動画を入力して、手の動きを画像ごとに処理することもあれば、骨格情報から関節の角度を修正して認識させることもあります。手話は自然言語に比べて長い歴史があるわけではないことを考えると、現状では自由な会話の意味を訳すのは難しいですし、膨大な訓練データが必要です。今のプロジェクトは札幌市視聴覚障がい者情報センターやBIPROGY株式会社(旧・日本ユニシス)と協力し、データを学習させています。

ー手話の場合の難しさとは?

手話というと手の動作に注目されがちですが、表情からも気持ちを伝えています。そのため、骨格情報だけではポジティブな心境なのか、ネガティブなのかが抜け落ちることもあるんですね。また、手話の場合、一連の手の動きで「どこまでが手話」なのか「どこからがジェスチャー」か見分けづらいところも難点。ただ、AIやディープラーニングの発展を考えると、将来的には自由な翻訳も可能になると思います。

ー先生は調和技研の技術顧問としてアドバイスを求められることもあると思いますし、私も人の印象や感性を分析する方法について相談したことがあります。当社についてどんなイメージをお持ちですか?

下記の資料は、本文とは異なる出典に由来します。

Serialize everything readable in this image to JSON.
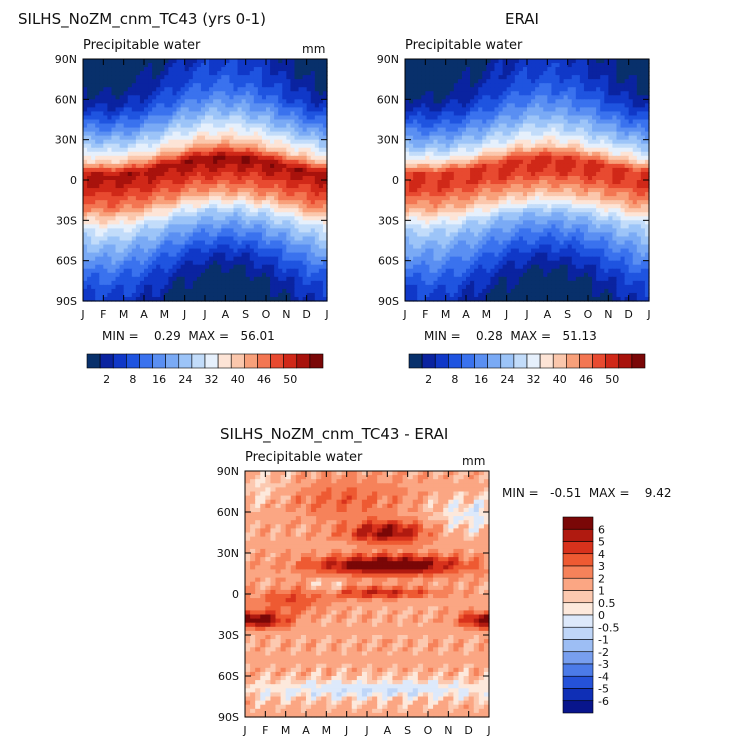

日本人も外国人もいますし、バックグラウンドがさまざまな多様性に満ちていると思います。大学に向いていそうだったり、ウチの研究室にきてくれたら良さそうだったり(笑)。ただ、やはり、企業の案件が大半だと思うので、ゴールが決まっている中で最も効率の良い方法を探すということに長けているのではないかと感じます。この手法を試すとプロジェクトが進みやすいというような新しい発見にもふれられるイメージです。

ー調和技研から刺激を受けることは?

今のAI技術は人間がやらなくても良いこと、もしくは人間よりもコンピュータが上手くできるものを、どんどん置き換えていきましょうという段階。そうした課題は社会の中に数多く転がっているため、調和技研の得意分野が生かせますよね。むしろ私の人工生命の研究にスポットが当たる機会は少ないのが現状です。ただ、お互い最終的に行き着く場所は「心の問題」。オフィスで観葉植物や水槽を泳ぐ魚を見て、世界とつながっているような安らぎが得られるように、生命がいるという安心感をロボットが担っても良いはずです。AI技術の進歩は人工生命を作ることにダイレクトにつながるため、調和技研の仕事ともそう遠くない未来で交わる部分は多いと思っています。単純に技術的な面で「そうきたか」と刺激を受けることもありますしね。

ー最後に若手技術者や研究者にアドバイスを。

私自身の研究が一つのことを掘り下げるのではなく、幅広い分野を横断的に学ばなければならず、それが楽しいタイプでもあります。自らの面白いと感じたことに面白く取り組んでほしいですし、調和技研はそれをしやすい環境だと思います。月並みかもしれませんが、好きなことを突き詰めるのが大切ではないでしょうか。




Profile

飯塚 博幸氏



北海道大学 大学院情報科学研究院 情報理工学部門 自律系工学研究室 准教授。2004年東京大学大学院総合文化研究科博士課程修了。大阪大学助教を経て2013年より北海道大学自律系工学研究室准教授に就任。北海道大学調和系工学研究室OB。専門は人工生命、複雑系科学、人工知能、認知科学等。